真面目な夫の「心」を掴んだ年上女性

オカシイのばかりが不肖の事務所の調査相手ではない。マジメな夫が年上女性に心を掴まれ「道を踏み外した」話しを書いてみる。

結婚数年後、仕事上で対応した女性と交際が始まった夫がいた。

ある時点で妻が気づきそれなりの対応をし、相手女性にも抗議した。が、それでも水面下での交際は延々と続いていたのである。

もしかすると夫の方は「もう止めよう」と思っていたかもしれないが、交際は続き出世もしていったのであった。関係が長く続けばある意味「惰性」でその関係が続き、それに「なんの疑問」も持たなくなってしまう。この場合はたぶん「相手」が離そうとしなかったようで、ある意味夫は「女性の引力に負けてしまった」「居心地の良い方を選んだ」のだと思う。

優しい、話しを聞いてくれる、褒めてくれる、立ててくれる、つまり相手に「母親像」を求めて、それに応えてくれる女性に反応するのである。ユングのグレートマザーのようなものか・・・。また相手もそうやって慕ってくれる男性を子供のように思うことだってある。

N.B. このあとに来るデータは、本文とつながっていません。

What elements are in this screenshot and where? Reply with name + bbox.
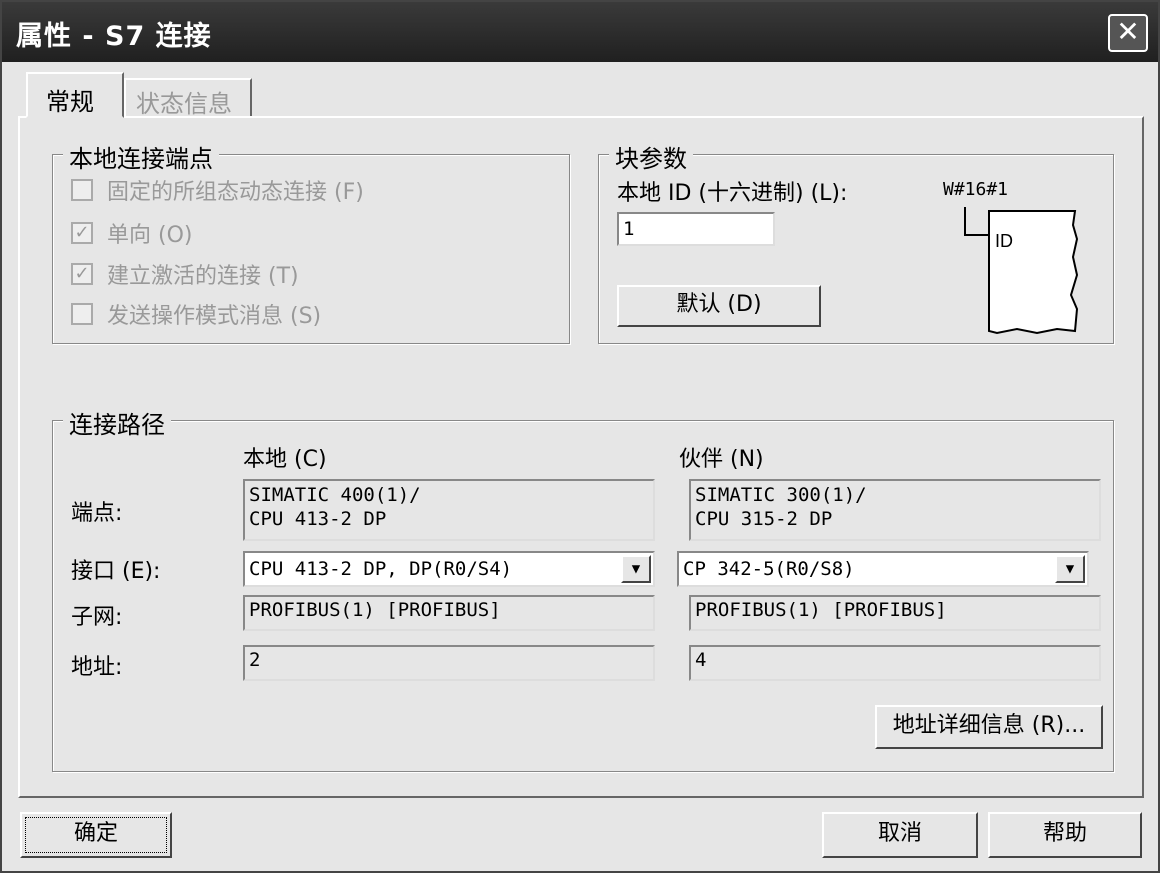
- local-interface-dropdown[interactable]: CPU 413-2 DP, DP(R0/S4) ▼: [243, 551, 655, 587]
- partner-header: 伙伴 (N): [679, 447, 764, 472]
- address-details-button[interactable]: 地址详细信息 (R)...: [875, 705, 1103, 749]
- general-tab-panel: 本地连接端点 固定的所组态动态连接 (F) ✓ 单向 (O) ✓ 建立激活的连接…: [18, 116, 1144, 798]
- tab-status-info[interactable]: 状态信息: [124, 78, 252, 118]
- local-endpoint-group: 本地连接端点 固定的所组态动态连接 (F) ✓ 单向 (O) ✓ 建立激活的连接…: [52, 139, 570, 344]
- address-label: 地址:: [71, 655, 123, 680]
- cancel-button[interactable]: 取消: [822, 812, 978, 858]
- local-endpoint-title: 本地连接端点: [63, 139, 219, 174]
- one-way-label: 单向 (O): [107, 223, 193, 248]
- partner-address-field: 4: [689, 645, 1101, 681]
- title-bar: 属性 - S7 连接 ✕: [2, 2, 1158, 62]
- s7-connection-properties-dialog: 属性 - S7 连接 ✕ 常规 状态信息 本地连接端点 固定的所组态动态连接 (…: [0, 0, 1160, 873]
- fixed-dynamic-connection-label: 固定的所组态动态连接 (F): [107, 180, 364, 205]
- local-header: 本地 (C): [243, 447, 327, 472]
- default-button[interactable]: 默认 (D): [617, 285, 821, 327]
- local-endpoint-line1: SIMATIC 400(1)/: [249, 484, 421, 506]
- block-diagram-icon: ID: [964, 207, 1079, 335]
- partner-endpoint-field: SIMATIC 300(1)/ CPU 315-2 DP: [689, 479, 1101, 541]
- chevron-down-icon[interactable]: ▼: [621, 555, 651, 583]
- diagram-id-label: ID: [995, 231, 1013, 251]
- tab-general[interactable]: 常规: [26, 72, 124, 118]
- help-button[interactable]: 帮助: [988, 812, 1142, 858]
- subnet-label: 子网:: [71, 605, 123, 630]
- connection-path-group: 连接路径 本地 (C) 伙伴 (N) 端点: SIMATIC 400(1)/ C…: [52, 405, 1114, 772]
- block-params-title: 块参数: [609, 139, 693, 174]
- active-connection-label: 建立激活的连接 (T): [107, 264, 299, 289]
- window-title: 属性 - S7 连接: [16, 21, 212, 52]
- ok-button[interactable]: 确定: [20, 812, 172, 858]
- send-mode-messages-checkbox: [71, 303, 93, 325]
- active-connection-checkbox: ✓: [71, 263, 93, 285]
- fixed-dynamic-connection-checkbox: [71, 179, 93, 201]
- interface-label: 接口 (E):: [71, 559, 161, 584]
- local-endpoint-field: SIMATIC 400(1)/ CPU 413-2 DP: [243, 479, 655, 541]
- local-subnet-field: PROFIBUS(1) [PROFIBUS]: [243, 595, 655, 631]
- connection-path-title: 连接路径: [63, 405, 171, 440]
- id-hex-display: W#16#1: [943, 179, 1009, 200]
- chevron-down-icon[interactable]: ▼: [1055, 555, 1085, 583]
- partner-interface-dropdown[interactable]: CP 342-5(R0/S8) ▼: [677, 551, 1089, 587]
- local-id-input[interactable]: [617, 212, 775, 246]
- partner-subnet-field: PROFIBUS(1) [PROFIBUS]: [689, 595, 1101, 631]
- local-endpoint-line2: CPU 413-2 DP: [249, 508, 387, 530]
- send-mode-messages-option: 发送操作模式消息 (S): [71, 299, 321, 329]
- partner-endpoint-line1: SIMATIC 300(1)/: [695, 484, 867, 506]
- partner-interface-value: CP 342-5(R0/S8): [683, 558, 855, 580]
- one-way-checkbox: ✓: [71, 222, 93, 244]
- local-interface-value: CPU 413-2 DP, DP(R0/S4): [249, 558, 513, 580]
- active-connection-option: ✓ 建立激活的连接 (T): [71, 259, 299, 289]
- one-way-option: ✓ 单向 (O): [71, 218, 192, 248]
- fixed-dynamic-connection-option: 固定的所组态动态连接 (F): [71, 175, 364, 205]
- send-mode-messages-label: 发送操作模式消息 (S): [107, 304, 322, 329]
- partner-endpoint-line2: CPU 315-2 DP: [695, 508, 833, 530]
- endpoint-label: 端点:: [71, 501, 123, 526]
- local-address-field: 2: [243, 645, 655, 681]
- local-id-label: 本地 ID (十六进制) (L):: [617, 181, 848, 206]
- block-params-group: 块参数 本地 ID (十六进制) (L): W#16#1 默认 (D) ID: [598, 139, 1114, 344]
- close-icon[interactable]: ✕: [1108, 14, 1148, 52]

だいたいの男は「若い相手」の方がいいのだろうが、ある年齢以上で若い相手を求めるのは「自分の衰えを認めたくない」心境らしい。つまりは「自分は若い」という思いの表れといえる。「若いのを相手にできる」「若いのを征服した」という満悦感があるともいえる。

 

では年上や落ち着いた女性を求めるのは何か? 通俗的にいえば「マザーコンプレックス」になるのかもしれないが、そんなお気楽なものではない。グレートマザーを求める心、「心の安寧」や「癒し」を求める度合いが大きいのではなかろうか。

そのグレートマザーも時には暴走し「過度に束縛」することがある。たぶんこの年上女性も「夫」を利用しようという思いは無かったであろうが、「離れていくこと」を許さなかったのかもしれない。だからこそ頻繁に会い週末には必ず一緒に過ごしていたのであろうし、もしかしたらそう仕向けたのかもしれない。

で、結局この夫は離婚に至ったのであるが数年後、元・妻が用事で連絡し話をしたときに「離婚になった途端に捨てられ音信不通になった」という結末を知ったのである。グレートマザーの呪縛から逃げるには「それなりの対価」が必要だった。そうでもしなければ逃げることができなかったのである。

40代以上で、もし自分の夫が浮気していれば、その相手が若いか年上かによって夫の心理を読むことができたりする。そして結末もある程度予想できると思う。

 

 

「だからマザコンなんかさぁ~」と言う人もいるだろうが、女性にだって「ファザコン」がいる。で、そいう人は父性を感じる男について行ってしまうわけだ。

コンプレックスとよく使われるがこれも通俗的で、本来は「衝動、欲求、観念、記憶」などの心理的な構成要素が複雑に絡み合ってでき上った観念の複合体を指し普段は「意識下」に無理やり抑え込んでいる。

だから「●●がコンプレックスで~す」などと言うのはウソっぱちで、本来は「それ自体」を口にするだけで自分の頭が混乱し感情が爆発してしまうものでなければならない。コンプレックスとはそんなものである。人間のコンプレックスというのは実にオモシロイものである。